Those not aware of present circumstances could be forgotten for confused Caramel for a confectioner work in desserts produced using liquid sugar. I had comparable thoughts until I arrived at their swanky gallery level restaurant and parlor in DIFC’s building 3 on a late Sunday evening.
Their faintly lit titan saucer-like lights don’t eclipse the superb evening time climate of the restaurant and candles on every table give the trappings to a flawless silhouetted supper. On the off chance that the swarm on that weeknight was anything to pass via, Caramel is significantly more than the cool home base.
Casual yet complex, it showed up the ideal contemporary American restaurant with a worldwide touch and containers of class, as we soon affirmed.
Having simply sat, our master conveyed their mark mocktails (Dh40): Caramel Colada – a mix of crisp pineapple juice with genuine pieces of the soil grown foods, coconut syrup and lime foamed with twofold cream; and Guns N’ Roses – a sweet drink of lychee juice, rose warm, new strawberries and lemon juice. A rock fan okay, I favored the recent for its syrupy smoothness and reviving taste.
A quartet of lobsters and flame broiled mango tacos (Dh100) was our first nourishment landing. Viably a finger sustenance, the chilly manicured meat – delicate and delightful – wrapped in fresh tacos, tasted extraordinary with the avocado cream and cilantro dip. An intriguing Black Cod Miso (Dh100) was next on the rundown. Warm and delicious, the cod – coated in miso, marinated for five to six days and wrapped in Bibb (or Boston) lettuce, was an alternate delicacy. Their mark Chicken Lollipops (Dh80) made bison style, threw in a hot ‘Straightforward’s hot’ sauce, and presented with bleu cheddar made for an immaculate Americanisation of a world fantastic. The delicate meat that fell off the bones in one nibble redesigned the starter from great to exceptional.

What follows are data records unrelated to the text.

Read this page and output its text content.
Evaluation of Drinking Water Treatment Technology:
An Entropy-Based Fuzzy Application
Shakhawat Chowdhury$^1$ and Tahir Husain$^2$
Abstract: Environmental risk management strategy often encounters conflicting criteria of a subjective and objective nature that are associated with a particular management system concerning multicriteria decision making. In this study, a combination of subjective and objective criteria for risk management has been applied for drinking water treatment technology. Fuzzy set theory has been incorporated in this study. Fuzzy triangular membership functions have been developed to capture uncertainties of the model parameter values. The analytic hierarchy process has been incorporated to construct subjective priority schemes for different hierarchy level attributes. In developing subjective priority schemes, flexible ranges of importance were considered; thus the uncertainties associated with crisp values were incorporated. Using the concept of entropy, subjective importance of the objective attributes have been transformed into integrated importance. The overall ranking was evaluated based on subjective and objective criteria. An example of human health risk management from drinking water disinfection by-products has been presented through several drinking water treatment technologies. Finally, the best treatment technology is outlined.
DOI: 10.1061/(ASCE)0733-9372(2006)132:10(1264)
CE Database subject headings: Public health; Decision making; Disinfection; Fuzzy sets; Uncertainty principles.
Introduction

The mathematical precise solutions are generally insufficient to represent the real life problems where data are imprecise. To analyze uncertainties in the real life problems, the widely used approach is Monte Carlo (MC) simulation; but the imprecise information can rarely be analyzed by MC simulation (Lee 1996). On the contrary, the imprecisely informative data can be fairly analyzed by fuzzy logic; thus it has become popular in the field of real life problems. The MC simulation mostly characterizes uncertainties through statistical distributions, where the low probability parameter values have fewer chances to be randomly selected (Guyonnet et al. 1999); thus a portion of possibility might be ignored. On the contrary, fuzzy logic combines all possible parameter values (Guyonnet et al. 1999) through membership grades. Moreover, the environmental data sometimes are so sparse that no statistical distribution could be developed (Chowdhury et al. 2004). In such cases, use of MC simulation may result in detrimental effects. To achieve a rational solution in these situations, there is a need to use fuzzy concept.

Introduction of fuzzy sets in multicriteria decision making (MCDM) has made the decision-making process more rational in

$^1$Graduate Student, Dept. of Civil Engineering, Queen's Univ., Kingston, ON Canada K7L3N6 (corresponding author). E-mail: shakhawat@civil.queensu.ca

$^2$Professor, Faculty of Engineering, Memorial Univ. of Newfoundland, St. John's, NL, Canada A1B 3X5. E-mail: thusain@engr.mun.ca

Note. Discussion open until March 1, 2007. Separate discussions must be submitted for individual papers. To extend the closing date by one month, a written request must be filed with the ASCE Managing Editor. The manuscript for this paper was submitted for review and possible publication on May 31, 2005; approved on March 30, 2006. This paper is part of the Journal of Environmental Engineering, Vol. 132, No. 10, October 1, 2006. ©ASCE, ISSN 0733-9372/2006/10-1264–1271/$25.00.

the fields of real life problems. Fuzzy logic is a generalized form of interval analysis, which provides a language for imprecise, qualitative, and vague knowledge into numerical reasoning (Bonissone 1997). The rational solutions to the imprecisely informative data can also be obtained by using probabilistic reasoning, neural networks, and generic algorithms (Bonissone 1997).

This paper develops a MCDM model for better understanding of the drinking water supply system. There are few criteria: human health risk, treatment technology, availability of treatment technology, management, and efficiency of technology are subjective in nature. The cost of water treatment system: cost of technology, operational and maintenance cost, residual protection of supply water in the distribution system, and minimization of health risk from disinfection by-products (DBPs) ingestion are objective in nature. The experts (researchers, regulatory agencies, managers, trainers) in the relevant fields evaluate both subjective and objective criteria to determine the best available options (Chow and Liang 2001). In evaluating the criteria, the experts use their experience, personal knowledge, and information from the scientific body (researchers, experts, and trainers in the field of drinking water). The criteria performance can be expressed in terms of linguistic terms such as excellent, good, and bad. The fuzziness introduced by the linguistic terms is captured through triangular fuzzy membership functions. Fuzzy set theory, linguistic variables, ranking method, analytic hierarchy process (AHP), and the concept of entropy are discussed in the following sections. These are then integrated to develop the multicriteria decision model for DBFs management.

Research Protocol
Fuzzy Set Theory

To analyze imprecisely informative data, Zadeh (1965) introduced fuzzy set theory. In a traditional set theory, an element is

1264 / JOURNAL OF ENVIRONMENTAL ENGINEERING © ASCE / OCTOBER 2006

In any case, what truly shone among starters was their humble Crispy Eggplant (Dh75). Threw in Hoisin (or Chinese grill) sauce, the daintily battered dices of my most loved vegetable essentially tasted other-common. This was a proposal from the restaurant’s Cypriot director, Xenios Voniatis, and for good measure. Eggplant (particularly in moussakas) remains a most loved among Greeks and Greek-talking Cypriots and this one is an absolute necessity strive for all vegans – Greek or something else.
Very nearly full to the overflow, we chose the Seared Chilean Sea Bass (Dh150) and Petite Kobe Sliders (Dh120) for mains. Full checks for the uncommonly huge white piece of the dish singed fish served on a couch of rock shrimp risotto and completed with shellfish juices. The firm top layer of brilliant prepare made it overpowering.
A gigantic burger fan, I additionally cherished the three smaller than normal burgers (or “sliders” as Americans call them). The patties made of most astounding quality Kobe meat (well done) and finished with matured cheddar, tomatoes and pickles on new brioche buns were mouth-watering. The caramelized onions had all the effect.
It was at long last time to round off with their Chocolate Fondant (Dh49). A chocolate cake with a fluid centre presented with delightful cappuccino frozen yogurt; the end couldn’t have been fitting.